Reporter Staff
Aaron Levin and Susie Chalker captured top honors among Mercer Island climbers on Sunday at the 21st annual Big Climb for Leukemia at Seattle’s Columbia Center. Levin, 38, scaled 1,311 steps in 9 minutes, 55 seconds while Chalker, 17, reached the 73rd floor finish line in 13:48. The annual stair climb, one of fewer than 150 competitive skyscraper climbs worldwide, brought over 4,000 climbers to Seattle to benefit The Leukemia & Lymphoma Society.
Micah Babinski, 18, earned the second best time among Islander males with a 10:31. Leo Batalov, 35 was third in 11:08. Yusef Medhi, 60, also completed the climb in 11 minutes. Diane Daggett, 46, was second among Islander women with a 16:15, while Anna Sanna was third clocking a 16:28.
Chalker, a senior at Mercer Island High School inexplicably said “it was fun.”
“It wasn’t noisy, even though 4,000 people pounded up the steps at the same time,” she said, “just hot.”
Over 4,000 climbers aged 8 to 82 from 19 U.S. states, the District of Columbia, Canada, Italy and Belgium to made the 788-foot ascent of Seattle’s tallest building to benefit The Leukemia & Lymphoma Society. The climb is expected to raise over $450,000.
The top women’s time was earned by Georgia Sanz Daniels who climbed to her second Seattle stairclimb title in two weeks on Sunday, scaling 1,311 steps in 9:53.
“It felt light,” said the 5-foot, 5-inch, 135-pound Daniels, 39, who earlier in the month scaled the same Columbia Center steps in 50 pounds of firefighting “bunker gear” to win the women’s title at the Scott Firefighter Stairclimb.
In men’s competition, Berg, 34, reached the 73rd floor finish line in 7:32.
The Big Climb for Leukemia got underway with Kirkland mountaineers Phil and Susan Ershler leading the way for climbers. “This rates as important and fun as anything that I’ve ever done,” said Ershler who in 2002 along wife Susan, became the first couple in history to successfully summit each of the world’s Seven Summits including Mt. Everest.
At 82-years-old, Anders Jacobsen of Everett, Wash., was one of three octogenarian climbers at the 2007 climb.

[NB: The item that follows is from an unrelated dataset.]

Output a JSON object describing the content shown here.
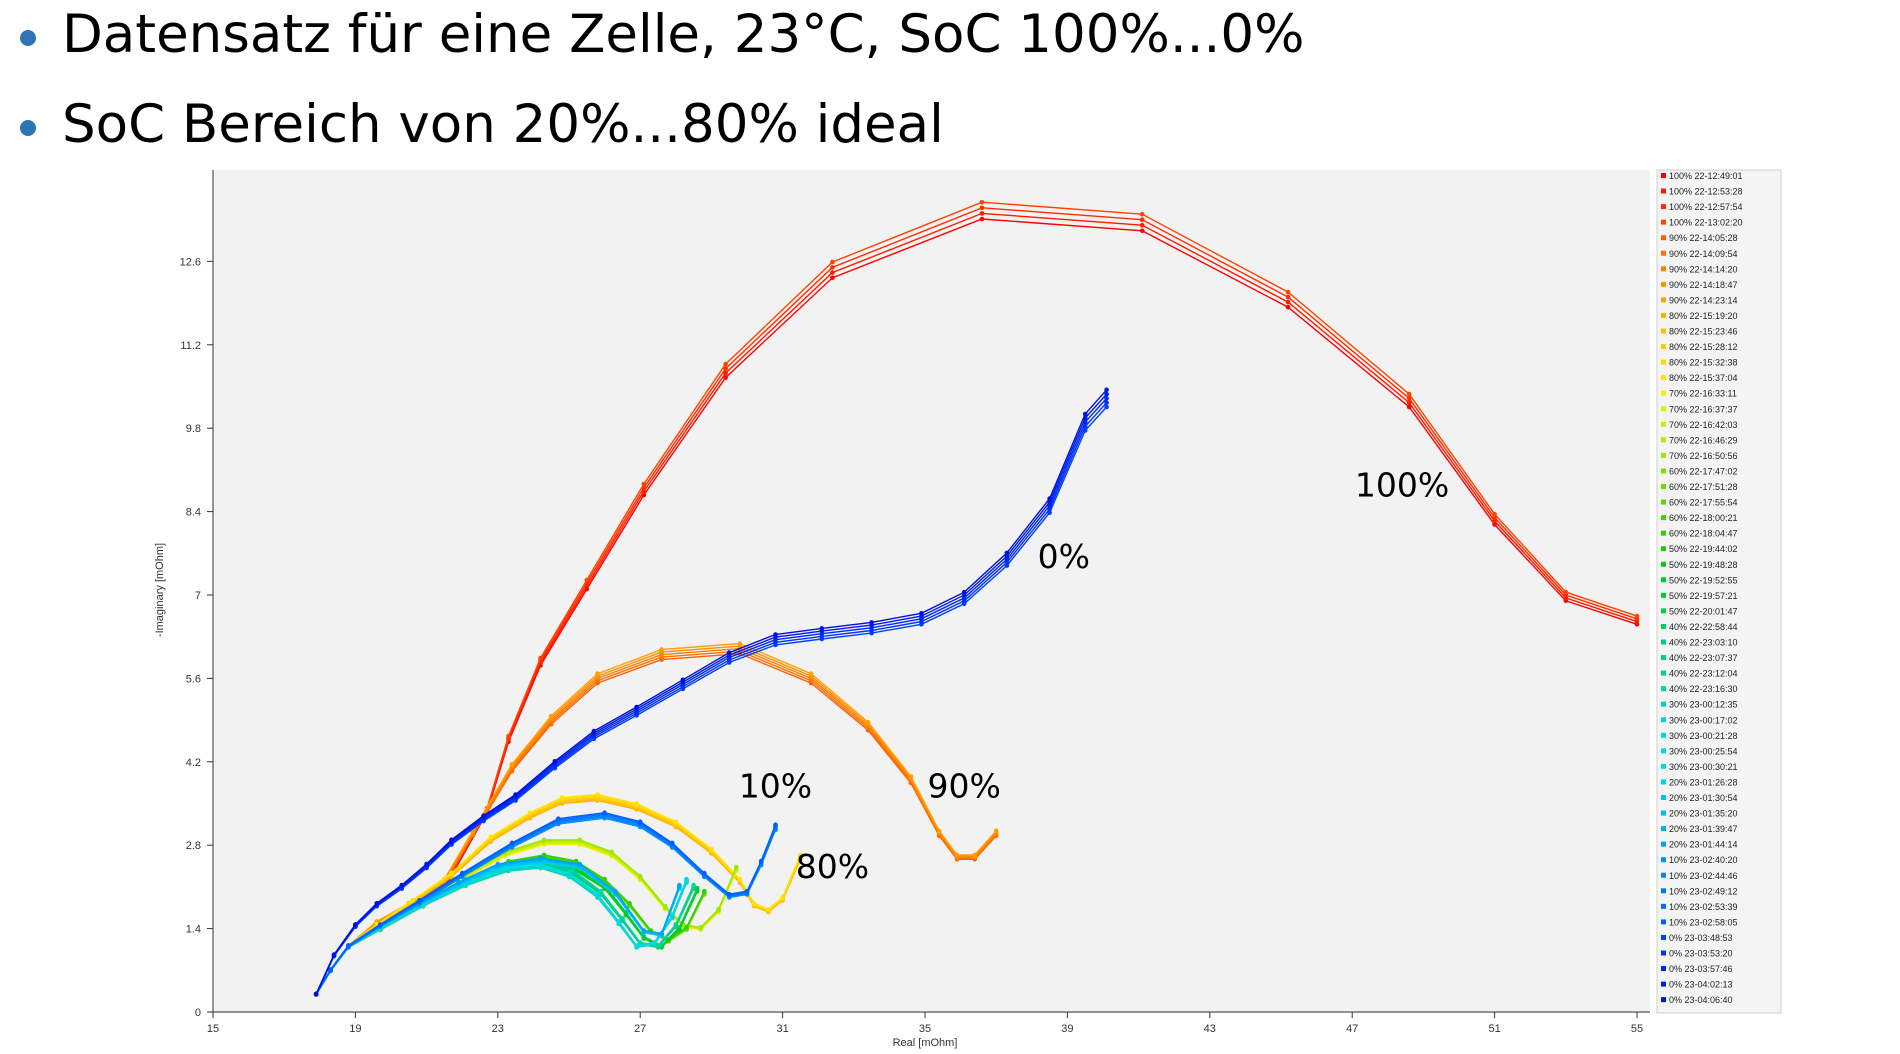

“I hope to get better at this as I get older,” said Jacobsen, a former logger who clocked a 24:21 in his eighth Big Climb for Leukemia. “At 82 you don’t go as fast as you did when you were younger,” he said. “I took it two steps at a time for the first ten flights then paced myself,” said Jacobsen who trains weekly in the eight-flight stairwell of Everett General Hospital. “Like a runner, you can use your gut and pound it out for the last few flights, because you know you’re close.”